Matt Hancock is keen to end routine face to face appointments with doctors, saying on July 30 that ‘unless there was a compelling clinical reason’, there was no need for people to go to a hospital or GP surgery.

The Health Secretary’s comments led to a backlash from patient groups and charities, primarily because they risk leaving out the elderly.

Charity Age UK warned many older people have struggled to access NHS help online during the pandemic, especially those with poor internet or hearing problems.

Today the Alzheimer’s Society said a ‘hidden crisis is growing’ for patients with dementia while ministers focus their concerns on the possibility of a second Covid-19 wave.

Fiona Carragher, director of research at the leading charity, said: ‘The recent sharp drop in both dementia diagnosis rates and referrals to memory clinics means a huge group of people will be living without an official diagnosis, unable to get financial, legal and emotional advice, as well as any support or treatment available. 

‘This is particularly alarming when we know lockdown has led to people’s dementia symptoms becoming more severe.

‘Our recent survey showed half of people with dementia reported increased memory loss and over a quarter losing daily skills like cooking or dressing.’

She added: ‘We urgently need a clear plan from the Government for how services can reprioritise routine screenings, combatting growing waiting lists for memory services and making sure people feel safe to access health services they are entitled to. 

‘A lack of official diagnosis and the support that brings could lead to deterioration in people with dementia’s condition, in turn risking unnecessary hospitalisation. 

‘People with dementia have been hit hardest by coronavirus and without action, they could face a huge health crisis further down the line.’

There are an estimated 850,000 people with dementia in the UK, of which up to 75 per cent are Alzheimer’s patients.        

HOW TO DETECT ALZHEIMER’S

Alzheimer’s disease is a progressive brain disorder that slowly destroys memory, thinking skills and the ability to perform simple tasks.

It is the cause of 60 percent to 70 percent of cases of dementia.

The majority of people with Alzheimer’s are age 65 and older.

More than five million Americans have Alzheimer’s.

It is unknown what causes Alzheimer’s.
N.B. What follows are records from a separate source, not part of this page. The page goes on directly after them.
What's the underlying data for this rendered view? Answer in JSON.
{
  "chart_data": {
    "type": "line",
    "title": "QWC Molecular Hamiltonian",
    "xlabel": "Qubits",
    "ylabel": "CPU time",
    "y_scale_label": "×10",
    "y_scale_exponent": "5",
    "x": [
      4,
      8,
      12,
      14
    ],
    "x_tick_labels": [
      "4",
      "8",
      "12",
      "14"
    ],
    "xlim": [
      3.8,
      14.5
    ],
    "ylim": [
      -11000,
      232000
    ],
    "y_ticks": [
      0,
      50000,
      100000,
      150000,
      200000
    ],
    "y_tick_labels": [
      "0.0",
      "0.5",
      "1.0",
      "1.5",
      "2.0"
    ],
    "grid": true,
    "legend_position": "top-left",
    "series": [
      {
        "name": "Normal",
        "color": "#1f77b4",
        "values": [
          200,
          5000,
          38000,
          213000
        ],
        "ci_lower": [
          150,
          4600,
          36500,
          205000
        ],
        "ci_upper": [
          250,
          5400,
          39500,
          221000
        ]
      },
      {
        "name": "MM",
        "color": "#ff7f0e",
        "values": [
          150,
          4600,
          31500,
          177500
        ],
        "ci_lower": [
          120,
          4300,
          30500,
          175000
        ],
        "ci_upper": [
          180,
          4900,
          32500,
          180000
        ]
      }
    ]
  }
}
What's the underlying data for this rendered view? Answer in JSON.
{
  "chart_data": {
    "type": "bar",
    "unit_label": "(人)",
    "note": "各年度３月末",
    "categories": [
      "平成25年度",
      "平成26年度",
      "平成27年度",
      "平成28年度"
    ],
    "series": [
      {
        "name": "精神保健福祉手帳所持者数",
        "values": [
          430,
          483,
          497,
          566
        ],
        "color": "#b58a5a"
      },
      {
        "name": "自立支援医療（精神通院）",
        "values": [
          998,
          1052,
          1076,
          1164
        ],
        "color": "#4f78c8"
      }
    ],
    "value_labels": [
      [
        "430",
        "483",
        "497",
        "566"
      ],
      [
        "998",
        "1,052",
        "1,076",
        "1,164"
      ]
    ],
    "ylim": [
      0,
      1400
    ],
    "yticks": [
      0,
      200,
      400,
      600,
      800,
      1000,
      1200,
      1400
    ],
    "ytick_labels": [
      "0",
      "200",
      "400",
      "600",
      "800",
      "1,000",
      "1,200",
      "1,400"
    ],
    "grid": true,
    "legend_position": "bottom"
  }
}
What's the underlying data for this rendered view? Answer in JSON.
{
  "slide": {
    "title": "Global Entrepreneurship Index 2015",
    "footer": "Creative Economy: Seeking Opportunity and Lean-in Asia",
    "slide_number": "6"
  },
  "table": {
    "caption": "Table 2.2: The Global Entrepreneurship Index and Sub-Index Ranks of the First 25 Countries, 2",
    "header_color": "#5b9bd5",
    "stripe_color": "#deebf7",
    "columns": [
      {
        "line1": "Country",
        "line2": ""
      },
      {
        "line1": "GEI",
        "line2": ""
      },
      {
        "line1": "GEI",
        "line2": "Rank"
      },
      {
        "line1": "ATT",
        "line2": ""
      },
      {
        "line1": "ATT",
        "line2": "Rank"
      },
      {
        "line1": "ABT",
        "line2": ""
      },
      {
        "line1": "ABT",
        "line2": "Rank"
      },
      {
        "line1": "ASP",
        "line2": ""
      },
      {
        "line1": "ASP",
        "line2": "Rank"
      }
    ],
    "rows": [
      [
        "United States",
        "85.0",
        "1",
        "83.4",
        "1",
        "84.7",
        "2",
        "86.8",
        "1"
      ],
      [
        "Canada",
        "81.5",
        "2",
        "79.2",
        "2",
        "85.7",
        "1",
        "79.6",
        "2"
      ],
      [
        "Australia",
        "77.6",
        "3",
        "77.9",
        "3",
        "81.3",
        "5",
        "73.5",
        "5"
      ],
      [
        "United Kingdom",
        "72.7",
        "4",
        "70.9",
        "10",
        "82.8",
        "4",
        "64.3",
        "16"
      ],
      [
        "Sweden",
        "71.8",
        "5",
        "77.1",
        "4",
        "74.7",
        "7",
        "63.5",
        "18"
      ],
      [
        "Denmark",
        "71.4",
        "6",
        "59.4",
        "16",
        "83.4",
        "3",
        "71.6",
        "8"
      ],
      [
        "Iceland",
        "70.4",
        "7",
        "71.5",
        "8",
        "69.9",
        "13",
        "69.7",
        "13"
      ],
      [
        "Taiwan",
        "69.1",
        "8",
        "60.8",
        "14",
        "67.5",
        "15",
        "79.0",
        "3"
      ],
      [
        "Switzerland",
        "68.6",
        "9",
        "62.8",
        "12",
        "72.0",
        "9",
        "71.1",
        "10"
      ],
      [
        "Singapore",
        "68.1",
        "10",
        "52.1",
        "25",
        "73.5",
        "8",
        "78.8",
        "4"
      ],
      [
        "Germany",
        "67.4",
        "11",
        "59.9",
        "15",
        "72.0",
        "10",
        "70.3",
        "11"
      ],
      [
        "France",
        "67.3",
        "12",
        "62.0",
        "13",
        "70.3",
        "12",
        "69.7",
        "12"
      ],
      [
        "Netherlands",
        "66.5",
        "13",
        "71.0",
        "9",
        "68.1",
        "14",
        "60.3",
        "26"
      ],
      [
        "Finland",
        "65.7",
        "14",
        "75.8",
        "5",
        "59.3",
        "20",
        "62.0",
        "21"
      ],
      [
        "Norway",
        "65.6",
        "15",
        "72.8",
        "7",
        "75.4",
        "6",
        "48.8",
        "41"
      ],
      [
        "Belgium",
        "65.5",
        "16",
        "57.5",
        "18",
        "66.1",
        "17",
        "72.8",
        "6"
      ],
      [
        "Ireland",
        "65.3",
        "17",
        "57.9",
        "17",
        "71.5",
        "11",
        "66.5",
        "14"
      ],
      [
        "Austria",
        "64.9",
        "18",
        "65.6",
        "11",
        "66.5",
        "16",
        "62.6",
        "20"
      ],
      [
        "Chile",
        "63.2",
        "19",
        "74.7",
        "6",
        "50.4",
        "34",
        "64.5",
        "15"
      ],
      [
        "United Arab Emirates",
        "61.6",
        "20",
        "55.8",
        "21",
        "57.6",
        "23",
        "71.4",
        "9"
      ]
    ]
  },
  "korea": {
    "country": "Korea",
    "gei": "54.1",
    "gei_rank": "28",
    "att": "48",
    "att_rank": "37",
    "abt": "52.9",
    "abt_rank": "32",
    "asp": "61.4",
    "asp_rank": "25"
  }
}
Those who have the APOE gene are more likely to develop late-onset Alzheimer’s.

 Signs and symptoms:

  • Difficulty remembering newly learned information
  • Disorientation
  • Mood and behavioral changes
  • Suspicion about family, friends and professional caregivers
  • More serious memory loss
  • Difficulty with speaking, swallowing and walking

Stages of Alzheimer’s:

  • Mild Alzheimer’s (early-stage) – A person may be able to function independently but is having memory lapses
  • Moderate Alzheimer’s (middle-stage) – Typically the longest stage, the person may confuse words, get frustrated or angry, or have sudden behavioral changes
  • Severe Alzheimer’s disease (late-stage) – In the final stage, individuals lose the ability to respond to their environment, carry on a conversation and, eventually, control movement

There is no known cure for Alzheimer’s, but experts suggest physical exercise, social interaction and adding brain boosting omega-3 fats to your diet to prevent or slowdown the onset of symptoms.